这篇博客详细解析了Codeforces Round #280 (Div. 2)的比赛题解,包括A-Vanya and Cubes、B-Vanya and Lanterns、C-Vanya and Exams、D-Vanya and Computer Game和E-Vanya and Field五道题目。文章深入探讨了解题思路,提供官方题解和示例代码,并分析了时间复杂度。
比赛地址:
http://codeforces.com/contest/492
官方题解:
,
In fact need to do what is asked in the statement. We need to find in a cycle the maximum height h, counting, how many blocks must be in i-th row and adding these values to the result. Iterate until the result is not greater than n.
Jury's solution: 8924831
Sort lanterns in non-decreasing order. Then we need to find maximal distance between two neighbour lanterns, let it be maxdist. Also we need to consider street bounds and count distances from outside lanterns to street bounds, it will be (a[0] - 0) and (l - a[n - 1]). The answer will be max(maxdist / 2, max(a[0] - 0, l - a[n - 1]))
Time complexity O(nlogn).
Jury's solution: 8924823
Sort (ai, bi) in non-decreasing order for number of essays bi, after that go from the beginning of this sorted pairs and add greedily the maximal number of points we can, i.e. add value min(avg * n - sum, r - ai), while total amount of points will not be greater, than avg * n.
Time complexity O(nlogn).
Jury's solution: 8924807
492D - Vanya and Computer Game.
Let's create vector rez with size x + y, in which there will be a sequence of Vanya's and Vova's strikes for the first second. To do this, we can take 2 variables cntx = cnty = 0. Then while cntx < x and cnty < y, we will check 3 conditions:
1) If (cntx + 1) / x > (cnty + 1) / y, then add into the vector word “Vova”, cnty++.
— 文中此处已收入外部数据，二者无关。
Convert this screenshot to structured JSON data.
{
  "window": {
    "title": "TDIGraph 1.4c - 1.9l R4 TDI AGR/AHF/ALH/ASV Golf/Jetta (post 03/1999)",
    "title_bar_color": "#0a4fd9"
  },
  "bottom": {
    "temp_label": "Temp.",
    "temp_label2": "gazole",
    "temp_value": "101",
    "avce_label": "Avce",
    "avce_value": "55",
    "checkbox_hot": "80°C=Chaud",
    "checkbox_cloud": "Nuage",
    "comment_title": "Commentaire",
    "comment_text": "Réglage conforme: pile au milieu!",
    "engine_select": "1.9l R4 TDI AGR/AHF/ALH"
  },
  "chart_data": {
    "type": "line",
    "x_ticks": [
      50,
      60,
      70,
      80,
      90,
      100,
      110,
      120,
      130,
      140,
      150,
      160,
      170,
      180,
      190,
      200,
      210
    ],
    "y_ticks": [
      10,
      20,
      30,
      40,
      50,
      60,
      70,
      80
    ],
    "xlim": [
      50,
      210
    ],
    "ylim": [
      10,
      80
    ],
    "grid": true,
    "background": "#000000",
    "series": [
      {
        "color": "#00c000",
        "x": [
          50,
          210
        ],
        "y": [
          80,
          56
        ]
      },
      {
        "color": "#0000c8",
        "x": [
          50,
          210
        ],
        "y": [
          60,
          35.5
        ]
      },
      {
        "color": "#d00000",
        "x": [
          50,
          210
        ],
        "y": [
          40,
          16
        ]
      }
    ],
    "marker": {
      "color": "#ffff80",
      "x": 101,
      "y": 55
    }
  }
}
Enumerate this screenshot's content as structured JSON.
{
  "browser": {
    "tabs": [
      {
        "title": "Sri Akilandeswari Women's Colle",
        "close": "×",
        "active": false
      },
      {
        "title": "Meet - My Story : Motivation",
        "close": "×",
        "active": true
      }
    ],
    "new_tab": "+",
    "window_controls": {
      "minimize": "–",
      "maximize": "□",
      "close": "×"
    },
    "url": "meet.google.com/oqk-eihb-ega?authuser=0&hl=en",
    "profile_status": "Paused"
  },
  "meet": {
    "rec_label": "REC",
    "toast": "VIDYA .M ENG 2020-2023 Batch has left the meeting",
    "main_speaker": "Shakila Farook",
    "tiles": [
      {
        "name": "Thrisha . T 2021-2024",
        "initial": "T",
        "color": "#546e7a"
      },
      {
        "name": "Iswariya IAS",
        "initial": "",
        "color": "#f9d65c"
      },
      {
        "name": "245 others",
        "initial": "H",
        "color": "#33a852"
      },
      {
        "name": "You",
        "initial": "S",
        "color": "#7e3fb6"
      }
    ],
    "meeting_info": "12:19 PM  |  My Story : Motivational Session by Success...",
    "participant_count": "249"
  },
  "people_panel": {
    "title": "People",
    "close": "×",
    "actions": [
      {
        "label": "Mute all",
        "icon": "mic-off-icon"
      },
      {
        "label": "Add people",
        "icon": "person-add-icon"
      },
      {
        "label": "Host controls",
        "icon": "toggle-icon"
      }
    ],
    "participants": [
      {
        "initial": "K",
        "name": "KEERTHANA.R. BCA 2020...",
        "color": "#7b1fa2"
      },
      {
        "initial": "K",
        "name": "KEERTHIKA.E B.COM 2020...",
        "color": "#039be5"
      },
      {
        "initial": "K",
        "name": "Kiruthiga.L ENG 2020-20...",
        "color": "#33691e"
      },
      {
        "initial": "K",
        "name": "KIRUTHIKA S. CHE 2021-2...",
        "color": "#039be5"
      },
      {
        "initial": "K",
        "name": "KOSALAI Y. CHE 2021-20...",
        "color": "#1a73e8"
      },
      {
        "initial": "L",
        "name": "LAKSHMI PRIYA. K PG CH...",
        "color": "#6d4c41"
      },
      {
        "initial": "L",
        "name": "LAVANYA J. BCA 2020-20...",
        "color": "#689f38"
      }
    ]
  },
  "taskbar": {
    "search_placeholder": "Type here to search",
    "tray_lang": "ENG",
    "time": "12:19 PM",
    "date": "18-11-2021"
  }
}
2) If (cntx + 1) / x < (cnty + 1) / y, then add into the vector word “Vanya”, cntx++.
3) If (cntx + 1) / x = (cnty + 1) / y, then add into the vector word “Both” 2 times, cntx++, cnty++.
Then we are able to respond on each query for О(1), the answer will be rez[(ai - 1)mod(x + y)].
Time complexity O(x + y).
Jury's solution: 8924773
As long as gcd(dx, n) = gcd(dy, n) = 1, Vanya will do full cycle for n moves. Let's group all possible pathes into n groups, where1 - th, 2 - nd, ... , n - th path will be started from points (0, 0), (0, 1), …, (0, n - 1). Let's look on first path: (0, 0) - (dx, dy) - ((2 * dx)mod n, (2 * dy) mod n) - ... - (((n - 1) * dx) mod n, ((n - 1) * dy) mod n). As long as gcd(dx, n) = 1, among the first coordinates of points of the path there will be all the numbers from 0 to n - 1. So we can write in the array all relations between the first and second coordinate in points for the path, that starts in the point (0, 0), i.e. y[0] = 0, y[dx] = dy, ... , y[((n - 1) * dx) mod n] = ((n - 1) * dy)mod n. Now we know, that all points with type (i, y[i]), where 0 ≤ i ≤ n - 1, belong to the group with start point (0, 0). In that case, points with type (i, (y[i] + k)modn) belong to the group with start point (0, k). Then we can add every point (xi, yi) to required group kfor О(1): (y[xi] + k) mod n = yi, k = (yi - y[xi] + n) mod n. Then we need just to find group with the maximal amount of elements, it will be the answer.
Time complexity O(n).
Jury's solution: 8924746
P.S. Sorry for my bad English, I hope, I will correct this editorial as much, as possible.
D题:
题意是两个人一起打怪兽,怪兽被打a次就会死去,第一个人每单位时间打x次,第二个人每单位时间打y次,频率都是稳定的,问怪兽死前被谁打的最后一下。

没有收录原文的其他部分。